It’s hard not to celebrate the Financial Planning Association’s big win over the SEC in a federal appellate court as an instance of David slaying Goliath. After all, the FPA had gone out on a jurisprudential limb in challenging the Commission over its broker/dealer exemption, more popularly known as the “Merrill Lynch” rule. (That’s more popular outside the SEC itself. Once when I used the “Merrill” phrase in a conversation with an SEC attorney, said attorney was oh so quick to correct me.)
Making the playing field more level for all the players, defining what the responsibilities are for people who provide advice to individuals, “bringing clarity to the financial services marketplace,” in the words of FPA Chair Dan Moisand, one of the prime movers behind the suit, that’s what this D.C. Circuit Court decision has made possible. In an interview just before the March 30 court decision, FPA President Nick Nicolette said that the suit–and the second draft of the CFP Board’s ethics code–constituted a move toward defining “one set of standards for everyone who provides advice.” As Bob Clark notes in his column this month, the FPA (and consumers in general) would have won even if it had lost the suit, “in the sense that it would have generated substantial publicity for the fact that stockbrokers are exempt from the duties and responsibilities of advisors, even when they are posing as advisors.” But it won, “reestablishing that brokers who charge a fee for advice have a fiduciary duty to their clients,” Clark notes.
Sure, the SEC could appeal the decision to the Supreme Court, or ask for a rehearing by the District Court, a move recommended by SIFMA, whose president, Marc Lackritz, positioned the issue as one of protecting consumers’ “options for receiving and paying for financial services.” But how likely is an appeal or a rehearing?

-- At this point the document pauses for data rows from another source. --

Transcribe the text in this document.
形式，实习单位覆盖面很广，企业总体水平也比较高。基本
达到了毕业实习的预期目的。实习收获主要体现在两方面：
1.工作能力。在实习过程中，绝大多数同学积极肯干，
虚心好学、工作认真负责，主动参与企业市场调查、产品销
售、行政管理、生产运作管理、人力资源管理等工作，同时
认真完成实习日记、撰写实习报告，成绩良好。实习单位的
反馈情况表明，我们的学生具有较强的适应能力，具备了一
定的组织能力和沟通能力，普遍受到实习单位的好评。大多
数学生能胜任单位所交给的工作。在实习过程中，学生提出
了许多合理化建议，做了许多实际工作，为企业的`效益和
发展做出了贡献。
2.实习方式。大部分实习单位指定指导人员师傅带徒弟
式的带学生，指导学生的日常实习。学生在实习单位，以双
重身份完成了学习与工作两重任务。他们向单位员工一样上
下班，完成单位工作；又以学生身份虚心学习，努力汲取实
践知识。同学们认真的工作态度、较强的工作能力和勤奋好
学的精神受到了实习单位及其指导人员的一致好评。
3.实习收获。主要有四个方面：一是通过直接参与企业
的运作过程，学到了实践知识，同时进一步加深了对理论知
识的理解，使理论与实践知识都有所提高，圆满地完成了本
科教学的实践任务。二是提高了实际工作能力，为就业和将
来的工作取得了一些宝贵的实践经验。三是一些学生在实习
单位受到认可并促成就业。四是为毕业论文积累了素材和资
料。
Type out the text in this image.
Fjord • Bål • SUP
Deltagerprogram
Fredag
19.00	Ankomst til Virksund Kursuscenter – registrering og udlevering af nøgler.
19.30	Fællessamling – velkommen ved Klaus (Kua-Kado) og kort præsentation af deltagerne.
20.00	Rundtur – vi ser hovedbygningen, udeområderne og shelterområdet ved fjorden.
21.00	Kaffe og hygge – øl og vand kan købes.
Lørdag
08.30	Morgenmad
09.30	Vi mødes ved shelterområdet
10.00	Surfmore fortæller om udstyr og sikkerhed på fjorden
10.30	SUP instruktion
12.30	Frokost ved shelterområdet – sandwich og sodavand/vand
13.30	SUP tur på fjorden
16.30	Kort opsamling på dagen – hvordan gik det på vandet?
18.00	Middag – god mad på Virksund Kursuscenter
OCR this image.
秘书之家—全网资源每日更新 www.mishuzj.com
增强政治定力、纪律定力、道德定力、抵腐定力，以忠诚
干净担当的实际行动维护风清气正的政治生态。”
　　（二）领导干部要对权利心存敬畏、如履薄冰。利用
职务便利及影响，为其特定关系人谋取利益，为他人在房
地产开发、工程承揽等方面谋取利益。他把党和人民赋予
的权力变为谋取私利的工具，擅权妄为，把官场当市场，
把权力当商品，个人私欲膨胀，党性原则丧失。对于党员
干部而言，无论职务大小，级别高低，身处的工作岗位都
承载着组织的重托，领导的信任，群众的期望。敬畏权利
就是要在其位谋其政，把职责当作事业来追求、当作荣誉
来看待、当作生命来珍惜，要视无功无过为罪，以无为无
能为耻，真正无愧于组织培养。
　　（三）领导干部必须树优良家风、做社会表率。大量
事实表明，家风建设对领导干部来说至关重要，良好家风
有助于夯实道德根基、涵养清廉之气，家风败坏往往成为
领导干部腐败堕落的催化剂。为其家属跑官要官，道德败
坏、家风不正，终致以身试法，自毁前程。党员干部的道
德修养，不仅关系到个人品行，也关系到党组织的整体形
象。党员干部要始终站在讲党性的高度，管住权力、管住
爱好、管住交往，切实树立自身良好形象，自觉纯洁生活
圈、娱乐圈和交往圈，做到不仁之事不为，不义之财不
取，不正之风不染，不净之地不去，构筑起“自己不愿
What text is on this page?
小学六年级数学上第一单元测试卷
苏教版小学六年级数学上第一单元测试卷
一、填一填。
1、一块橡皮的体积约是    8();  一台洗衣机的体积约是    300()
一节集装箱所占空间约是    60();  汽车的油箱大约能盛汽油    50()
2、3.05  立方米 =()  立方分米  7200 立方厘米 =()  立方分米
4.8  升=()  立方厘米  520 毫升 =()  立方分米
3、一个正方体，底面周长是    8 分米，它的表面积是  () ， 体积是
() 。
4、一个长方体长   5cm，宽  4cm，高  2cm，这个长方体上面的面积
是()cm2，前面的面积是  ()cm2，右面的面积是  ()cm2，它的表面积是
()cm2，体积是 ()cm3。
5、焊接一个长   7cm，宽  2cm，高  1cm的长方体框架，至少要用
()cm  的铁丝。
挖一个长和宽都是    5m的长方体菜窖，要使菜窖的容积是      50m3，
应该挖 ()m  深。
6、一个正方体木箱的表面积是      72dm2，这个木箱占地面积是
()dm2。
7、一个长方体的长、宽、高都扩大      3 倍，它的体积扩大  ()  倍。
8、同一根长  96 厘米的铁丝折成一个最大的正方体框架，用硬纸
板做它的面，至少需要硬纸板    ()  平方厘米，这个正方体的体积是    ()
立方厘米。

Then reality intruded, spurred by interviews I conducted for this month’s cover story on the 2007 IA 25 (page 50). Rudy Adolf of Focus Financial Partners, one of those smart guys and gals who people this year’s list, first used the David and Goliath analogy, calling the ruling a “tremendous win for the investing public,” before delivering the bracing reminder that “a battle has been won, not the war.” Mark Tibergien worried that the FPA might be playing into the hands of the wirehouses, and effectively removing one of the great “competitive advantages RIAs had regarding client advocacy.” Will the victory in the end, he mulled, “negatively impact the businesses” of the FPA’s “primary constituency?”
Then I thought of the AARP, the advocacy group for people my age and older that has spent $88 million on its lobbying efforts over the past four years. What do you think the chances are that AARP will allow Social Security or Medicare reform to happen that includes a reduction in any services for the elderly along with tax increases for younger people? The wirehouses have that kind of lobbying money at the ready. Do you think legislation could be written by Congress that would protect the status quo and override by legislative action what the courts would not allow? An important battle may have been won, but the struggle continues. The CFP Board’s decision to move to Washington from Denver seems like a pretty bright move in that light.